Meek and Missional

Baseball legend Mickey Mantle did not rise to his fame without a few bumps along the way. As a teen in the minor leagues, he went through a time where his playing became less than stellar. Discouraged, Mantle called his dad, pleading with him to come and bring him home. When his father arrived, rather than sympathy, he said to his son:

“Son, if that’s all the guts you have, you might as well just come home with me right now and get a job in the mines.”

The startling lack of sympathy and stark honesty of his father’s words were a wake-up call for young Mantle. Instead of leaving with his father, he stuck out that year and went on to be the legend he is today.

Sometimes the truth hurts. And sometimes speaking the truth, even out of love, can sting. When Jesus begins his famous “Woe to you…” phrases in Matthew 23, they are some tough words to swallow.
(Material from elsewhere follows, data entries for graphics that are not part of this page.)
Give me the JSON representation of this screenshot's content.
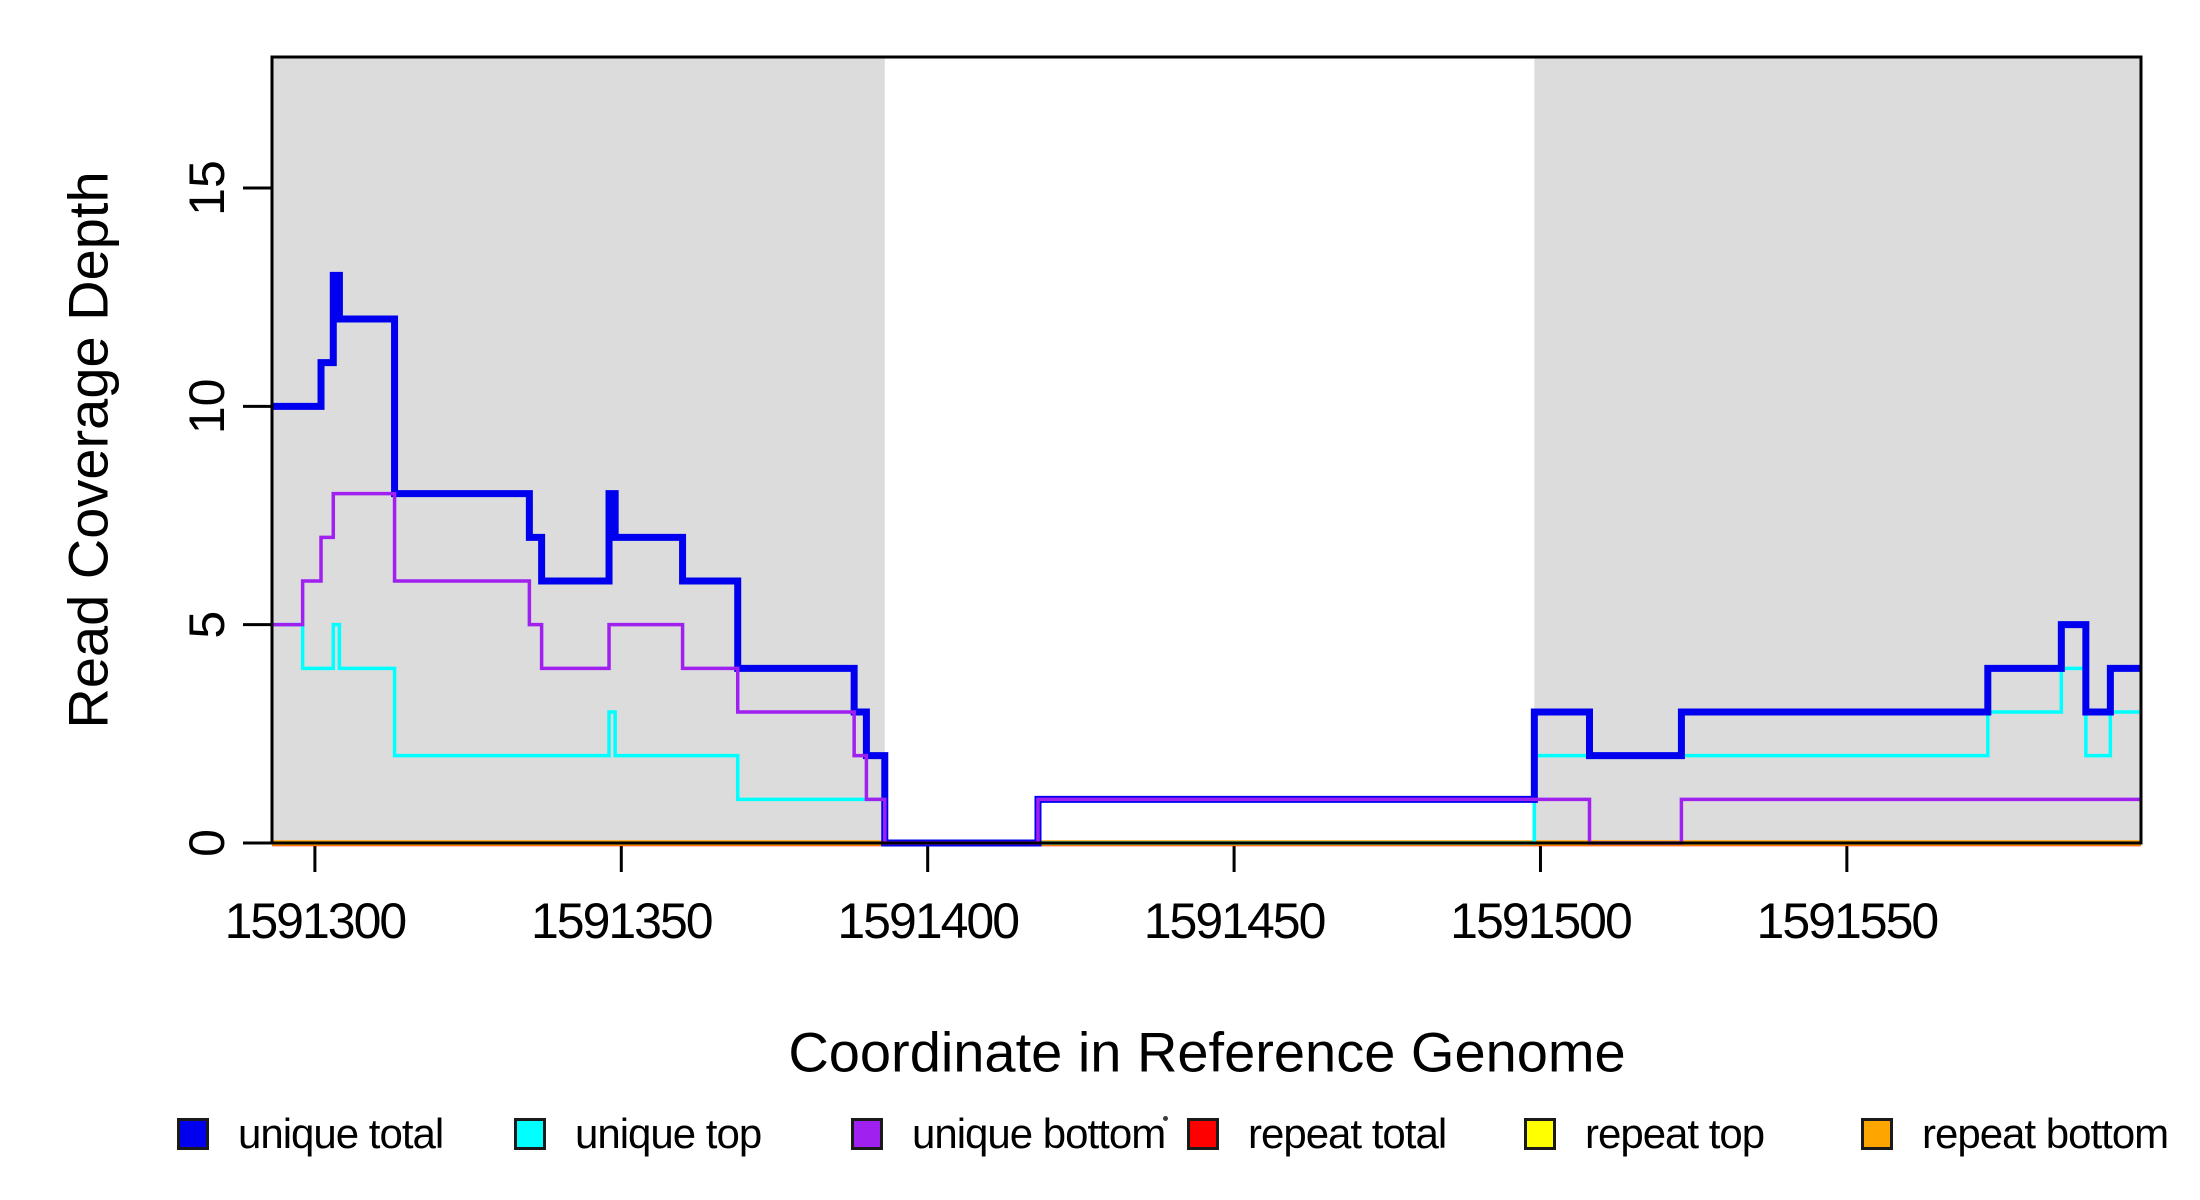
{
  "chart_data": {
    "type": "line",
    "subtype": "step-coverage-plot",
    "title": "",
    "xlabel": "Coordinate in Reference Genome",
    "ylabel": "Read Coverage Depth",
    "xlim": [
      1591293,
      1591598
    ],
    "ylim": [
      0,
      18
    ],
    "grid": false,
    "x_ticks": [
      1591300,
      1591350,
      1591400,
      1591450,
      1591500,
      1591550
    ],
    "y_ticks": [
      0,
      5,
      10,
      15
    ],
    "shaded_regions": [
      {
        "name": "repeat-region-left",
        "from": 1591293,
        "to": 1591393,
        "color": "#DCDCDC"
      },
      {
        "name": "repeat-region-right",
        "from": 1591499,
        "to": 1591598,
        "color": "#DCDCDC"
      }
    ],
    "legend_position": "bottom",
    "legend": [
      {
        "label": "unique total",
        "color": "#0000EE"
      },
      {
        "label": "unique top",
        "color": "#00FFFF"
      },
      {
        "label": "unique bottom",
        "color": "#A020F0"
      },
      {
        "label": "repeat total",
        "color": "#FF0000"
      },
      {
        "label": "repeat top",
        "color": "#FFFF00"
      },
      {
        "label": "repeat bottom",
        "color": "#FFA500"
      }
    ],
    "series": [
      {
        "name": "unique total",
        "color": "#0000EE",
        "stroke_width": 7,
        "steps": [
          [
            1591293,
            10
          ],
          [
            1591301,
            11
          ],
          [
            1591303,
            13
          ],
          [
            1591304,
            12
          ],
          [
            1591313,
            8
          ],
          [
            1591335,
            7
          ],
          [
            1591337,
            6
          ],
          [
            1591348,
            8
          ],
          [
            1591349,
            7
          ],
          [
            1591360,
            6
          ],
          [
            1591369,
            4
          ],
          [
            1591388,
            3
          ],
          [
            1591390,
            2
          ],
          [
            1591393,
            0
          ],
          [
            1591418,
            1
          ],
          [
            1591499,
            3
          ],
          [
            1591508,
            2
          ],
          [
            1591523,
            3
          ],
          [
            1591573,
            4
          ],
          [
            1591585,
            5
          ],
          [
            1591589,
            3
          ],
          [
            1591593,
            4
          ]
        ]
      },
      {
        "name": "unique top",
        "color": "#00FFFF",
        "stroke_width": 3.5,
        "steps": [
          [
            1591293,
            5
          ],
          [
            1591298,
            4
          ],
          [
            1591303,
            5
          ],
          [
            1591304,
            4
          ],
          [
            1591313,
            2
          ],
          [
            1591348,
            3
          ],
          [
            1591349,
            2
          ],
          [
            1591369,
            1
          ],
          [
            1591393,
            0
          ],
          [
            1591499,
            2
          ],
          [
            1591573,
            3
          ],
          [
            1591585,
            4
          ],
          [
            1591589,
            2
          ],
          [
            1591593,
            3
          ]
        ]
      },
      {
        "name": "unique bottom",
        "color": "#A020F0",
        "stroke_width": 3.5,
        "steps": [
          [
            1591293,
            5
          ],
          [
            1591298,
            6
          ],
          [
            1591301,
            7
          ],
          [
            1591303,
            8
          ],
          [
            1591313,
            6
          ],
          [
            1591335,
            5
          ],
          [
            1591337,
            4
          ],
          [
            1591348,
            5
          ],
          [
            1591360,
            4
          ],
          [
            1591369,
            3
          ],
          [
            1591388,
            2
          ],
          [
            1591390,
            1
          ],
          [
            1591393,
            0
          ],
          [
            1591418,
            1
          ],
          [
            1591508,
            0
          ],
          [
            1591523,
            1
          ]
        ]
      },
      {
        "name": "repeat total",
        "color": "#FF0000",
        "stroke_width": 3.5,
        "steps": [
          [
            1591293,
            0
          ]
        ]
      },
      {
        "name": "repeat top",
        "color": "#FFFF00",
        "stroke_width": 3.5,
        "steps": [
          [
            1591293,
            0
          ]
        ]
      },
      {
        "name": "repeat bottom",
        "color": "#FFA500",
        "stroke_width": 5.5,
        "steps": [
          [
            1591293,
            0
          ]
        ]
      }
    ],
    "draw_order": [
      "repeat total",
      "repeat top",
      "repeat bottom",
      "unique top",
      "unique total",
      "unique bottom"
    ],
    "y_offsets": {
      "repeat total": 1.5
    }
  }
}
Yet, like Mantle’s father, Jesus spoke a hard truth in the hope that those listening might turn from their ways and do what God was calling them to. I can’t help but think of actor Bruce Marchiano who, in his portrayal of Jesus declared these woes with no uncertain authority, but with tears of pleading rolling down his face. We need to hold this in mind as we read the woes. First, because Jesus is pleading with us as we commit the same failings as the Pharisees. Second, because when we find ourselves in a place of needing to correct others, our posture should be equally loving and gracious.

“Woe to you, teachers of the law and Pharisees, you hypocrites! You shut the door of the kingdom of heaven in people’s faces. You yourselves do not enter, nor will you let those enter who are trying to. Woe to you, scribes and Pharisees, hypocrites, because you devour widows’ houses, and for a pretense you make long prayers; therefore you will receive greater condemnation” (Matthew 23:13, 14).

How did these men block entry into the kingdom of God? These were men whose words and expectations were not matched by their actions. Further, they used their positions of authority to require adherence to rules that did not lead people into the kingdom but burdened them, making them hypocrites themselves. We are reminded, instead, of the inner transformation of the heart that leads into the kingdom:

“Blessed are the poor in spirit,

for theirs is the kingdom of heaven.

Blessed are those who mourn,

for they will be comforted.”  (Matthew 5:3,4)

Therefore, any “righteousness” that is not the result of remorseful repentance (as we mourn our poorness of spirit) is inauthentic. These men are attempting to achieve external proofs of godliness without hearts transformed by genuine repentance. They raise themselves into positions of power and perceived holiness by embracing legalism—adhering to strict external behaviours and isolating themselves against the contamination of contact with the unclean—especially unclean people. Further, they interpreted the law in ways that justified their behaviour, while minimizing or ignoring certain requirements.